Understanding where in the patients’ brains seizures arise can give scientists a better idea of how to treat them and whether to use surgery versus medications.
The Human Brain Project
A network not unlike the brain’s own
Though the HBP will be closing this year, its legacy continues in various studies, spin-off companies, and its online platform, EBRAINS. “The HBP is one of the earliest brain initiatives in the world, and the 10-year long-term goal has united many researchers to collaborate on brain sciences with advanced computational tools,” Wang said. “Beyond the many research articles and projects collaborated on during the HBP, the online neuroscience research infrastructure EBRAINS will be left as a legacy even after the project ends.”

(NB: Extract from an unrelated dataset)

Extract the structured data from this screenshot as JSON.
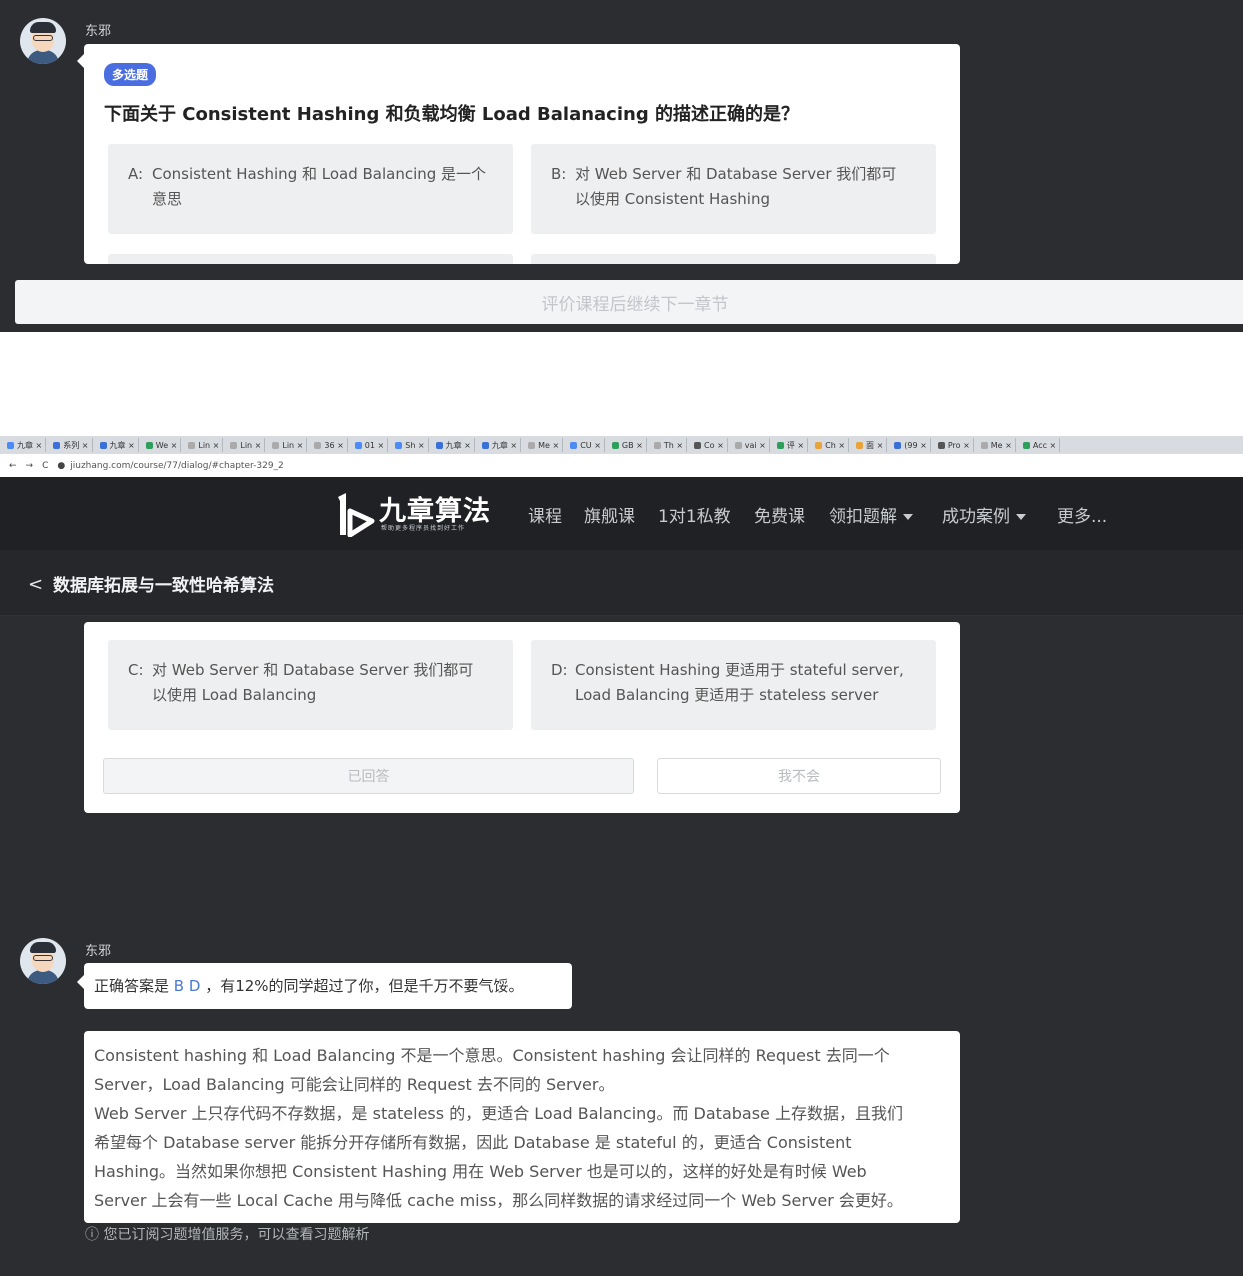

Those who worked within the HBP see the end of this project as the next step in neuroscience research. “Neuroscience has come closer to very meaningful applications through the systematic link with new digital technologies and collaborative work,” Jirsa stated. “In that way, the project really had a pioneering role.” It also created a level of interconnectedness within the neuroscience research community that never existed before—a network not unlike the brain’s own. “Interconnectedness is an important advance and prerequisite for progress,” Jirsa said. “The neuroscience community has in the past been rather fragmented and this has dramatically changed in recent years thanks to the Human Brain Project.”
According to its website, by 2023 HBP’s network counted over 500 scientists from over 123 institutions and 16 different countries, creating one of the largest multi-national research groups in the world. Even though the project hasn’t produced the in-silico brain as Markram envisioned it, the HBP created a communal mind with immense potential. “It has challenged us to think beyond the boundaries of our own laboratories,” Jirsa said, “and enabled us to go much further together than we could have ever conceived going by ourselves.”